La chanteuse About Damn Time a combattu les trolls qui font honte au corps tout au long de sa carrière pop grand public.

Plus tôt cette année, dans un épisode du podcast Just Trish, Lizzo a révélé qu’elle avait essayé Ozempic, mais qu’elle avait finalement décidé de modifier son régime alimentaire pour son parcours personnel de perte de poids.

« Si j’obtiens un BBL, occupez-vous de vos affaires. Si je perds 100 livres, occupez-vous de vos affaires. Si je récupère chaque livre et puis un peu… occupez-vous de vos putains d’affaires », a-t-elle conclu sa légende.

« De toute façon, mon gros cul continue de vivre avec une hypothèque remboursée dans la tête de toutes les salopes. »

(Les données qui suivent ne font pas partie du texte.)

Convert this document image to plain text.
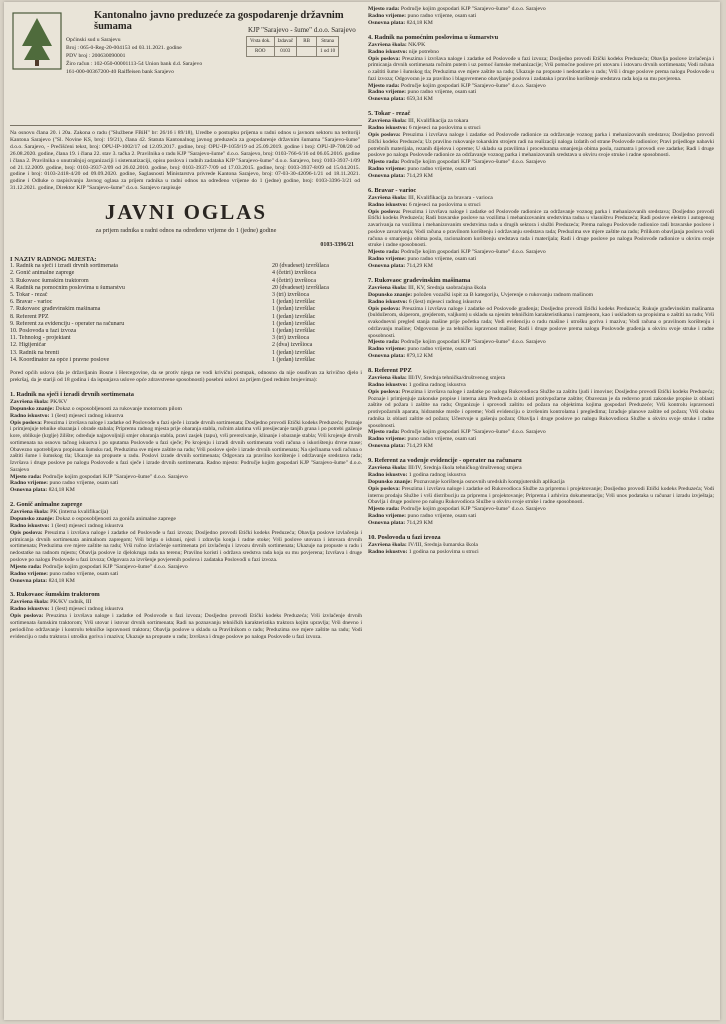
Kantonalno javno preduzeće za gospodarenje državnim šumama	KJP "Sarajevo - šume" d.o.o. Sarajevo
Općinski sud u Sarajevu
Broj : 065-0-Reg-20-004153 od 03.11.2021. godine
PDV broj : 200630090001
Žiro račun : 102-050-00001113-54 Union bank d.d. Sarajevo
161-000-00367200-40 Raiffeisen bank Sarajevo
Vrsta dok.	Izdavač	RB	Strana
ROO	0103		1 od 10
Na osnovu člana 20. i 20a. Zakona o radu ("Službene FBiH" br: 26/16 i 89/18), Uredbe o postupku prijema u radni odnos u javnom sektoru na teritoriji Kantona Sarajevo ("Sl. Novine KS, broj: 19/21), člana 42. Statuta Kantonalnog javnog preduzeća za gospodarenje državnim šumama "Sarajevo-šume" d.o.o. Sarajevo, - Prečišćeni tekst, broj: OPU-IP-1002/17 od 12.09.2017. godine, broj: OPU-IP-1059/19 od 25.09.2019. godine i broj: OPU-IP-708/20 od 26.08.2020. godine, člana 19. i člana 22. stav 3. tačka 2. Pravilnika o radu KJP "Sarajevo-šume" d.o.o. Sarajevo, broj: 0103-766-6/16 od 06.05.2016. godine i člana 2. Pravilnika o unutrašnjoj organizaciji i sistematizaciji, opisu poslova i radnih zadataka KJP "Sarajevo-šume" d.o.o. Sarajevo, broj: 0103-3937-1/09 od 21.12.2009. godine, broj: 0103-3937-2/09 od 26.02.2010. godine, broj: 0103-3937-7/09 od 17.03.2015. godine, broj: 0103-3937-8/09 od 15.04.2015. godine i broj: 0103-2418-4/20 od 09.09.2020. godine, Saglasnosti Ministarstva privrede Kantona Sarajevo, broj: 07-03-30-42096-1/21 od 18.11.2021. godine i Odluke o raspisivanju Javnog oglasa za prijem radnika u radni odnos na određeno vrijeme do 1 (jedne) godine, broj: 0103-3396-3/21 od 31.12.2021. godine, Direktor KJP "Sarajevo-šume" d.o.o. Sarajevo raspisuje
JAVNI OGLAS
za prijem radnika u radni odnos na određeno vrijeme do 1 (jedne) godine
0103-3396/21
I NAZIV RADNOG MJESTA:
1. Radnik na sječi i izradi drvnih sortimenata	20 (dvadeset) izvršilaca
2. Gonič animalne zaprege	4 (četiri) izvršioca
3. Rukovaoc šumskim traktorom	4 (četiri) izvršioca
4. Radnik na pomoćnim poslovima u šumarstvu	20 (dvadeset) izvršilaca
5. Tokar - rezač	3 (tri) izvršioca
6. Bravar - varioc	1 (jedan) izvršilac
7. Rukovaoc građevinskim mašinama	1 (jedan) izvršilac
8. Referent PPZ	1 (jedan) izvršilac
9. Referent za evidenciju - operater na računaru	1 (jedan) izvršilac
10. Poslovođa u fazi izvoza	1 (jedan) izvršilac
11. Tehnolog - projektant	3 (tri) izvršioca
12. Higijeničar	2 (dva) izvršioca
13. Radnik na brenti	1 (jedan) izvršilac
14. Koordinator za opće i pravne poslove	1 (jedan) izvršilac
Pored općih uslova (da je državljanin Bosne i Hercegovine, da se protiv njega ne vodi krivični postupak, odnosno da nije osuđivan za krivično djelo i prekršaj, da je stariji od 18 godina i da ispunjava uslove opće zdravstvene sposobnosti) posebni uslovi za prijem (pod rednim brojevima):
1. Radnik na sječi i izradi drvnih sortimenata
Završena škola: PK/KV
Dopunsko znanje: Dokaz o osposobljenosti za rukovanje motornom pilom
Radno iskustvo: 1 (šest) mjeseci radnog iskustva
Opis poslova: Preuzima i izvršava naloge i zadatke od Poslovođe u fazi sječe i izrade drvnih sortimenata; Dosljedno provodi Etički kodeks Preduzeća; Poznaje i primjenjuje tehnike obaranja i obrade stabala; Pripremu radnog mjesta prije obaranja stabla, ručnim alatima vrši presijecanje tanjih grana i po potrebi gaženje kore, oblikuje (krglje) žilište; određuje najpovoljniji smjer obaranja stabla, pravi zasjek (tapu), vrši prerezivanje, klinanje i obaranje stabla; Vrši krojenje drvnih sortimenata na osnovu tačnog iskustva i po uputama Poslovođe u fazi sječe; Po krojenju i izradi drvnih sortimenata vodi računa o iskorištenju drvne mase; Obavezno upotrebljava propisanu šumsku rad, Preduzima sve mjere zaštite na radu; Vrši poslove sječe i izrade drvnih sortimenata; Na sječinama vodi računa o zaštiti šume i šumskog tla; Ukazuje na propuste u radu. Poslovi izrade drvnih sortimenata; Odgovara za pravilno korištenje i održavanje sredstava rada; Izvršava i druge poslove po nalogu Poslovođe u fazi sječe i izrade drvnih sortimenata. Radno mjesto: Područje kojim gospodari KJP "Sarajevo-šume" d.o.o. Sarajevo
Mjesto rada: Područje kojim gospodari KJP "Sarajevo-šume" d.o.o. Sarajevo
Radno vrijeme: puno radno vrijeme, osam sati
Osnovna plata: 824,18 KM
2. Gonič animalne zaprege
Završena škola: PK (interna kvalifikacija)
Dopunsko znanje: Dokaz o osposobljenosti za goniča animalne zaprege
Radno iskustvo: 1 (šest) mjeseci radnog iskustva
Opis poslova: Preuzima i izvršava naloge i zadatke od Poslovođe u fazi izvoza; Dosljedno provodi Etički kodeks Preduzeća; Obavlja poslove izvlačenja i primicanja drvnih sortimenata animalnom zapregom; Vrši brigu o ishrani, njezi i zdravlju konja i radne stoke; Vrši poslove utovara i istovara drvnih sortimenata; Preduzima sve mjere zaštite na radu; Vrši ručno izvlačenje sortimenata pri izvlačenju i izvozu drvnih sortimenata; Ukazuje na propuste u radu i nedostatke na radnom mjestu; Obavlja poslove iz djelokruga rada na terenu; Pravilno koristi i održava sredstva rada koja su mu povjerena; Izvršava i druge poslove po nalogu Poslovođe u fazi izvoza; Odgovara za izvršenje povjerenih poslova i zadataka Poslovođi u fazi izvoza.
Mjesto rada: Područje kojim gospodari KJP "Sarajevo-šume" d.o.o. Sarajevo
Radno vrijeme: puno radno vrijeme, osam sati
Osnovna plata: 824,18 KM
3. Rukovaoc šumskim traktorom
Završena škola: PK/KV radnik, III
Radno iskustvo: 1 (šest) mjeseci radnog iskustva
Opis poslova: Preuzima i izvršava naloge i zadatke od Poslovođe u fazi izvoza; Dosljedno provodi Etički kodeks Preduzeća; Vrši izvlačenje drvnih sortimenata šumskim traktorom; Vrši utovar i istovar drvnih sortimenata; Radi na poznavanju tehničkih karakteristika traktora kojim upravlja; Vrši dnevno i periodično održavanje i kontrolu tehničke ispravnosti traktora; Obavlja poslove u skladu sa Pravilnikom o radu; Preduzima sve mjere zaštite na radu; Vodi evidenciju o radu traktora i utrošku goriva i maziva; Ukazuje na propuste u radu; Izvršava i druge poslove po nalogu Poslovođe u fazi izvoza.
Mjesto rada: Područje kojim gospodari KJP "Sarajevo-šume" d.o.o. Sarajevo
Radno vrijeme: puno radno vrijeme, osam sati
Osnovna plata: 824,18 KM
4. Radnik na pomoćnim poslovima u šumarstvu
Završena škola: NK/PK
Radno iskustvo: nije potrebno
Opis poslova: Preuzima i izvršava naloge i zadatke od Poslovođe u fazi izvoza; Dosljedno provodi Etički kodeks Preduzeća; Obavlja poslove izvlačenja i primicanja drvnih sortimenata ručnim putem i uz pomoć šumske mehanizacije; Vrši pomoćne poslove pri utovaru i istovaru drvnih sortimenata; Vodi računa o zaštiti šume i šumskog tla; Preduzima sve mjere zaštite na radu; Ukazuje na propuste i nedostatke u radu; Vrši i druge poslove prema nalogu Poslovođe u fazi izvoza; Odgovoran je za pravilno i blagovremeno obavljanje poslova i zadataka i pravilno korištenje sredstava rada koja su mu povjerena.
Mjesto rada: Područje kojim gospodari KJP "Sarajevo-šume" d.o.o. Sarajevo
Radno vrijeme: puno radno vrijeme, osam sati
Osnovna plata: 659,34 KM
5. Tokar - rezač
Završena škola: III, Kvalifikacija za tokara
Radno iskustvo: 6 mjeseci na poslovima u struci
Opis poslova: Preuzima i izvršava naloge i zadatke od Poslovođe radionice za održavanje voznog parka i mehanizovanih sredstava; Dosljedno provodi Etički kodeks Preduzeća; Uz pravilno rukovanje tokarskim strojem radi na realizaciji naloga izdatih od strane Poslovođe radionice; Pravi prijedloge nabavki potrebnih materijala, rezanih dijelova i opreme; U skladu sa pravilima i procedurama smanjenja obima posla, razmatra i provodi sve zadatke; Radi i druge poslove po nalogu Poslovođe radionice za održavanje voznog parka i mehanizovanih sredstava u okviru svoje struke i radne sposobnosti.
Mjesto rada: Područje kojim gospodari KJP "Sarajevo-šume" d.o.o. Sarajevo
Radno vrijeme: puno radno vrijeme, osam sati
Osnovna plata: 714,29 KM
6. Bravar - varioc
Završena škola: III, Kvalifikacija za bravara - varioca
Radno iskustvo: 6 mjeseci na poslovima u struci
Opis poslova: Preuzima i izvršava naloge i zadatke od Poslovođe radionice za održavanje voznog parka i mehanizovanih sredstava; Dosljedno provodi Etički kodeks Preduzeća; Radi bravarske poslove na vozilima i mehanizovanim sredstvima radna u vlasništvu Preduzeća; Radi poslove elektro i autogenog zavarivanja na vozilima i mehanizovanim sredstvima rada u drugih sektora i službi Preduzeća; Prema nalogu Poslovođe radionice radi bravarske poslove i poslove zavarivanja; Vodi računa o pravilnom korištenju i održavanju sredstava rada; Preduzima sve mjere zaštite na radu; Prilikom obavljanja poslova vodi računa o smanjenju obima posla, racionalnom korištenju sredstava rada i materijala; Radi i druge poslove po nalogu Poslovođe radionice u okviru svoje struke i radne sposobnosti.
Mjesto rada: Područje kojim gospodari KJP "Sarajevo-šume" d.o.o. Sarajevo
Radno vrijeme: puno radno vrijeme, osam sati
Osnovna plata: 714,29 KM
7. Rukovaoc građevinskim mašinama
Završena škola: III, KV, Srednja saobraćajna škola
Dopunsko znanje: položen vozački ispit za B kategoriju, Uvjerenje o rukovanju radnom mašinom
Radno iskustvo: 6 (šest) mjeseci radnog iskustva
Opis poslova: Preuzima i izvršava naloge i zadatke od Poslovođe građenja; Dosljedno provodi Etički kodeks Preduzeća; Rukuje građevinskim mašinama (buldožerom, skiperom, grejderom, valjkom) u skladu sa njenim tehničkim karakteristikama i namjenom, kao i uskladom sa propisima o zaštiti na radu; Vrši svakodnevni pregled stanja mašine prije početka rada; Vodi evidenciju o radu mašine i utrošku goriva i maziva; Vodi računa o pravilnom korištenju i održavanju mašine; Odgovoran je za tehničku ispravnost mašine; Radi i druge poslove prema nalogu Poslovođe građenja u okviru svoje struke i radne sposobnosti.
Mjesto rada: Područje kojim gospodari KJP "Sarajevo-šume" d.o.o. Sarajevo
Radno vrijeme: puno radno vrijeme, osam sati
Osnovna plata: 879,12 KM
8. Referent PPZ
Završena škola: III/IV, Srednja tehnička/društvenog smjera
Radno iskustvo: 1 godina radnog iskustva
Opis poslova: Preuzima i izvršava naloge i zadatke po nalogu Rukovodioca Službe za zaštitu ljudi i imovine; Dosljedno provodi Etički kodeks Preduzeća; Poznaje i primjenjuje zakonske propise i interna akta Preduzeća iz oblasti protivpožarne zaštite; Obavezan je da redovno prati zakonske propise iz oblasti zaštite od požara i zaštite na radu; Organizuje i sprovodi zaštitu od požara na objektima kojima gospodari Preduzeće; Vrši kontrolu ispravnosti protivpožarnih aparata, hidrantske mreže i opreme; Vodi evidenciju o izvršenim kontrolama i pregledima; Izrađuje planove zaštite od požara; Vrši obuku radnika iz oblasti zaštite od požara; Učestvuje u gašenju požara; Obavlja i druge poslove po nalogu Rukovodioca Službe u okviru svoje struke i radne sposobnosti.
Mjesto rada: Područje kojim gospodari KJP "Sarajevo-šume" d.o.o. Sarajevo
Radno vrijeme: puno radno vrijeme, osam sati
Osnovna plata: 714,29 KM
9. Referent za vođenje evidencije - operater na računaru
Završena škola: III/IV, Srednja škola tehničkog/društvenog smjera
Radno iskustvo: 1 godina radnog iskustva
Dopunsko znanje: Poznavanje korištenja osnovnih uredskih kompjuterskih aplikacija
Opis poslova: Preuzima i izvršava naloge i zadatke od Rukovodioca Službe za pripremu i projektovanje; Dosljedno provodi Etički kodeks Preduzeća; Vodi internu prodaju Službe i vrši distribuciju za pripremu i projektovanje; Priprema i arhivira dokumentaciju; Vrši unos podataka u računar i izradu izvještaja; Obavlja i druge poslove po nalogu Rukovodioca Službe u okviru svoje struke i radne sposobnosti.
Mjesto rada: Područje kojim gospodari KJP "Sarajevo-šume" d.o.o. Sarajevo
Radno vrijeme: puno radno vrijeme, osam sati
Osnovna plata: 714,29 KM
10. Poslovođa u fazi izvoza
Završena škola: IV/III, Srednja šumarska škola
Radno iskustvo: 1 godina na poslovima u struci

La réponse de Lizzo à ses trolls intervient quelques jours seulement après avoir fait la une des journaux avec un essai Substack qu’elle a publié sous le titre Cancel Me (Again) : le point de vue d’une femme « annulée » sur la raison pour laquelle tout le monde devrait être annulé au moins une fois.

« Tout le monde n’a pas aimé mon dernier essai, et c’est exactement pourquoi je l’ai écrit », a-t-elle partagé dans un article de suivi.

« Je mérite de pouvoir m’exprimer comme tout le monde. Je suis humain, j’ai gagné le droit de me tromper, d’être irritable et antipathique parfois. C’est libérateur pour un homme chronique en convalescence comme moi. Merci pour vos commentaires et critiques. Je suis heureux de tout cela. »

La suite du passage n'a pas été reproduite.